Body Neutrality is a term I use a lot. It encapsulates everything we do at FWV, which is why I’m so excited to talk about it today. But before we talk about Body Neutrality, we need to talk about its popular but sometimes unhelpful cousin, Body Positivity.
The Body Positivity movement (although it had not been named that yet) first began in the 1960s by activist group NAAFA (National Association to Advance Fat Acceptance). At the time, it was a radical, fringe movement started as a way to push-back against size-based hate and the rapidly growing diet industry. The basis of the movement was simple.
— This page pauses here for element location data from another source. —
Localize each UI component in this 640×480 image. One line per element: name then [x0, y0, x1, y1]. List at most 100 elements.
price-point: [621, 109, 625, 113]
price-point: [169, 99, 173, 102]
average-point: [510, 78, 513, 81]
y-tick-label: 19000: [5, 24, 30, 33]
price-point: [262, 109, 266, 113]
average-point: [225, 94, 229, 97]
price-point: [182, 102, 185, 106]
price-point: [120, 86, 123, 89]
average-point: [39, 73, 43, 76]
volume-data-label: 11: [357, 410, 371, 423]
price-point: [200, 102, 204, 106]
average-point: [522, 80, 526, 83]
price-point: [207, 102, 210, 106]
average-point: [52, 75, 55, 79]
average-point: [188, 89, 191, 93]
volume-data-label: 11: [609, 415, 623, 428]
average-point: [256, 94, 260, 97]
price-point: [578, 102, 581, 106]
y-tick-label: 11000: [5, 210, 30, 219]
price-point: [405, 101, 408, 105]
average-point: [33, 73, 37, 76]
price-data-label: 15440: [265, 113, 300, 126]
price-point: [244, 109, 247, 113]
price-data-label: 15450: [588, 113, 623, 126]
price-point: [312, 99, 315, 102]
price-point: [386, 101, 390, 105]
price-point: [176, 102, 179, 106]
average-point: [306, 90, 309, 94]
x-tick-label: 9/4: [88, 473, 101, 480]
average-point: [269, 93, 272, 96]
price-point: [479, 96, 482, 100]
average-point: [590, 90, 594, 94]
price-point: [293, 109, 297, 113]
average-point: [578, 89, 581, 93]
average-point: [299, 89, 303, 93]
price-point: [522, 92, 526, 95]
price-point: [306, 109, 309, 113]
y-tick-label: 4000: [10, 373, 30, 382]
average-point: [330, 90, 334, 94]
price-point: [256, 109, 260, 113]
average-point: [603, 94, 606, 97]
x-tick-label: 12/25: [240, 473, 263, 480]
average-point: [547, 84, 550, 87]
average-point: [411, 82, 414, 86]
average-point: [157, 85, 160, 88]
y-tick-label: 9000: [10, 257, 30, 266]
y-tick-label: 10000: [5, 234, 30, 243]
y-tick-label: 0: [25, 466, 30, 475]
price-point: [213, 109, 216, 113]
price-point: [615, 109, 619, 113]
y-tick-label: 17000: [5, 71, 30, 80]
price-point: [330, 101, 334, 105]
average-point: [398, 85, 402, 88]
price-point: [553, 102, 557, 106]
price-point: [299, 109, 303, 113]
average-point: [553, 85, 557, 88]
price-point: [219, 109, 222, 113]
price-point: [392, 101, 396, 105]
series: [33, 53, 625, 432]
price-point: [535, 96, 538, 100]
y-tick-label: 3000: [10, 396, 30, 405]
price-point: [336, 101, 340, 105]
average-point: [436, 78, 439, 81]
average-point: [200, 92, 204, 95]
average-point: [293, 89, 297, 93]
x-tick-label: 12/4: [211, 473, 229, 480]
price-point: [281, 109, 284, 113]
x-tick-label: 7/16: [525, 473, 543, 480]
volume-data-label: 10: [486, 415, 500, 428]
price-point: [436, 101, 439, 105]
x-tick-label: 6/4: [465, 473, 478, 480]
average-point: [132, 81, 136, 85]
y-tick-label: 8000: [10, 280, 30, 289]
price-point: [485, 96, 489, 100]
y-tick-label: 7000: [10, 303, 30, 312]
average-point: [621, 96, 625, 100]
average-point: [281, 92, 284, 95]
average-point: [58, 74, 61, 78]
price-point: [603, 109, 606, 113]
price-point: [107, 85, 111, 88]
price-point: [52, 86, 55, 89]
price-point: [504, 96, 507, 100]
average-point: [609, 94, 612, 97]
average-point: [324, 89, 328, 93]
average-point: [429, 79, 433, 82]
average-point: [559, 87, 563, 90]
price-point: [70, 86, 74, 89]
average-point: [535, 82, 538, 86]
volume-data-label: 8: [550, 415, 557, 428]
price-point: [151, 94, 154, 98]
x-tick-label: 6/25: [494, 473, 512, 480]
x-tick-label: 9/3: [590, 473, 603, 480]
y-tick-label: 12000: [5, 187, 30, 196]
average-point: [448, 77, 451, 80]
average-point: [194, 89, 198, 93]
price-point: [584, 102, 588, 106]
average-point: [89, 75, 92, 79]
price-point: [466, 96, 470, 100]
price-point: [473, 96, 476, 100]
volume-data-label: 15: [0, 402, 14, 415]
To love a body widely discriminated against as a form of radical protest.
Over the past decade, Body Positivity has been swept up by corporate marketing teams and social media algorithms, and in many cases twisted into something that, at times, is more harmful than empowering.
The co-opted version of the Body Positivity Movement continues to center the same bodies celebrated in mainstream media (thin, white, CIS, non-disabled). As a result, this version of the Body Positivity Movement overlooks the experiences that lead marginalized people to feel the things they might about their bodies, shifting the blame for the “Body Negativity” away from our society and onto the individual.
While positive affirmations like “I look beautiful” and “My body is perfect ” may be valuable to some, for the majority of people, especially for folks living in a society constantly telling them the opposite, feeling positive about your body isn’t always realistic. In fact, constant positivity can feel forced, and pushing down very understandable feelings of negativity due to internalized stigma can have serious repercussions on one’s mental health and well-being.
This is where Body Neutrality comes in. Unlike Body Positivity, Body Neutrality allows room for both positive and negative thoughts about the way our bodies look and move. Body Neutrality is not necessarily about feeling *shrug* towards our bodies 24/7, but instead creating some non-judgemental space to acknowledge both the highs and lows of having a body. Body Neutrality is a lens that removes the focus from how our bodies look, and places it instead on what they help us do.
Keep in mind that whatever term is empowering for you as an individual is what you should stick with. But for anyone who feels they don’t connect with Body Positivity, know that there are other routes to self love out there. Consider giving Body Neutrality a try.